Accuracy is important when it comes to forecasts. If executives overestimate the demand for a
product, the company could end up spending money on manufacturing, distribution, and servicing
activities it won’t need. The software developer Data Impact recently overestimated the demand for
one of its new products. Because the sales of the product didn’t meet projections, Data Impact lacked
the cash available to pay its vendors, utility providers, and others. Employees had to be terminated in
many areas of the firm to trim costs.


Underestimating demand can be just as devastating. When a company introduces a new product, it
launches marketing and sales campaigns to create demand for it. But if the company isn’t ready to
deliver the amount of the product the market demands, then other competitors can steal sales the
firm might otherwise have captured. Sony’s inability to deliver the e-Reader in sufficient numbers
made Amazon’s Kindle more readily accepted in the market; other features then gave the Kindle an
advantage that Sony is finding difficult to overcome.

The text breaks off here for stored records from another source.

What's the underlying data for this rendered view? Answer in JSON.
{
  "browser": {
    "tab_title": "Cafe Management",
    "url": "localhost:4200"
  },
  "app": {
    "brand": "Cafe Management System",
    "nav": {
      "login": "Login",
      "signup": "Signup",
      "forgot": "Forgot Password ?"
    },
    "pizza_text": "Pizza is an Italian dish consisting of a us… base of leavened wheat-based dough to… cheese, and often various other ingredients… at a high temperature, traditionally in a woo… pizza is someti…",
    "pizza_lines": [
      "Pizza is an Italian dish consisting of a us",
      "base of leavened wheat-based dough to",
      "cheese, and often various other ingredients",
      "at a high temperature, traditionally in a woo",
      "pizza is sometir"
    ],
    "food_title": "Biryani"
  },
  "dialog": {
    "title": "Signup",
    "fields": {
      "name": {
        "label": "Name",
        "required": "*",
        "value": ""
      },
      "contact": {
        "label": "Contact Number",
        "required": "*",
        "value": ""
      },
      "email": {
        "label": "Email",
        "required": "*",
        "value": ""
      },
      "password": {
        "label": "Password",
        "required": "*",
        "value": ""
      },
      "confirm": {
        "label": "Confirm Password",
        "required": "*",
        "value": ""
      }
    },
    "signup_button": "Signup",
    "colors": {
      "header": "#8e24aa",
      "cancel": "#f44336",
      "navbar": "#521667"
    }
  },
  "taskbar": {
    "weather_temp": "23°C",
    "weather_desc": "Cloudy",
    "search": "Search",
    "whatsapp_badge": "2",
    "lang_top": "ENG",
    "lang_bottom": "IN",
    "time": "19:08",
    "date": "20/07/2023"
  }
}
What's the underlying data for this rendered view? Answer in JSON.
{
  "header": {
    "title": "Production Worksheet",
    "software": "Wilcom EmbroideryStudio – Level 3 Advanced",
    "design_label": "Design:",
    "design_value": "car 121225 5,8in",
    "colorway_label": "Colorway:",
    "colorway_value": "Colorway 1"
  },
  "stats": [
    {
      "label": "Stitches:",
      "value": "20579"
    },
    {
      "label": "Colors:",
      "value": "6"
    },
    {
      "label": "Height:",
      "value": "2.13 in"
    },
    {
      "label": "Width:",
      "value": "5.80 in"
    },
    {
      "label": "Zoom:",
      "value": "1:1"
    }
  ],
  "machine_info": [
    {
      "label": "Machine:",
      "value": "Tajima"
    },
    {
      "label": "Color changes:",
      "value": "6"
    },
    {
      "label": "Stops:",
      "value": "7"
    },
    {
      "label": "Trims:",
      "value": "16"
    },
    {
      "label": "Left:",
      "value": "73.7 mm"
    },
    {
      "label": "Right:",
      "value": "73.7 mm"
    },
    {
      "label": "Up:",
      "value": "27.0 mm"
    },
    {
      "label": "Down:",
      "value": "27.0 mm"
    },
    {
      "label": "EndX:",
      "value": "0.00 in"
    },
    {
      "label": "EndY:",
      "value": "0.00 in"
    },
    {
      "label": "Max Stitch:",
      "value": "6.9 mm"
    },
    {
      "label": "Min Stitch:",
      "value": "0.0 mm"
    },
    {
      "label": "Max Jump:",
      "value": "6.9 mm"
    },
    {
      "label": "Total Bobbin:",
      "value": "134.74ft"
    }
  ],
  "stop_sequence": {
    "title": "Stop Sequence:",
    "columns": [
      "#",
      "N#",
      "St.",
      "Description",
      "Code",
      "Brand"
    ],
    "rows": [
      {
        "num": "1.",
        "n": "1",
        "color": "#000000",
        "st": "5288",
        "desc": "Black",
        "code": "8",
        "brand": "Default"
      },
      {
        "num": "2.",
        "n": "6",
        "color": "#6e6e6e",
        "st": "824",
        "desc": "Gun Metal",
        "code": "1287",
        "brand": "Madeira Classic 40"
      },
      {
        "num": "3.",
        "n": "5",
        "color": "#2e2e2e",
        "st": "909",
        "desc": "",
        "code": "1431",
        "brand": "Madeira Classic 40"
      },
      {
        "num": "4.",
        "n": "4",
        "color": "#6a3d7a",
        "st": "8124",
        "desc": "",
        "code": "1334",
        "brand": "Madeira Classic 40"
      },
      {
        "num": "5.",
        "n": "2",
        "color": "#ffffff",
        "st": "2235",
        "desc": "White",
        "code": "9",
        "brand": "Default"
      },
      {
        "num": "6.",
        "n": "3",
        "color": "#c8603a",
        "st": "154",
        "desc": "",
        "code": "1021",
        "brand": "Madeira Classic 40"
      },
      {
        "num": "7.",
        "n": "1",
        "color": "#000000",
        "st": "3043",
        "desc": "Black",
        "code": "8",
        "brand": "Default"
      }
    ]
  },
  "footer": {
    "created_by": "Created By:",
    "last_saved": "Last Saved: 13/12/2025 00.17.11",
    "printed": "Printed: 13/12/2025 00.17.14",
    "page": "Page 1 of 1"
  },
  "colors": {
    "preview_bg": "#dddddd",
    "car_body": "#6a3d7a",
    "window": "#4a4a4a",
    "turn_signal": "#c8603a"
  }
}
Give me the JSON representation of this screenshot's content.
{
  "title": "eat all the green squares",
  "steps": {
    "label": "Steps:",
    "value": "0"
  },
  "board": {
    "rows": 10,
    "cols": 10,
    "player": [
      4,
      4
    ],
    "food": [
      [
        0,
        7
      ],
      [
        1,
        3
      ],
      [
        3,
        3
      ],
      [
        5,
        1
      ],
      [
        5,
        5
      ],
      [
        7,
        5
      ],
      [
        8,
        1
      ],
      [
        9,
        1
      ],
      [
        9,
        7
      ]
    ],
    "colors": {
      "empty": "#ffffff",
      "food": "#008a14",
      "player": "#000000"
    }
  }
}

The marketing leader of a firm has to do more than just forecast the company’s sales. The process
can be complex, because how much the company can sell will depend on many factors such as how
much the product will cost, how competitors will react, and so forth—in fact, much of what you have
already read about in preparing a marketing strategy. Each of these factors has to be taken into
account in order to determine how much the company is likely to sell. As factors change, the forecast
has to change as well. Thus, a sales forecast is actually a composite of a number of estimates and has
to be dynamic as those other estimates change.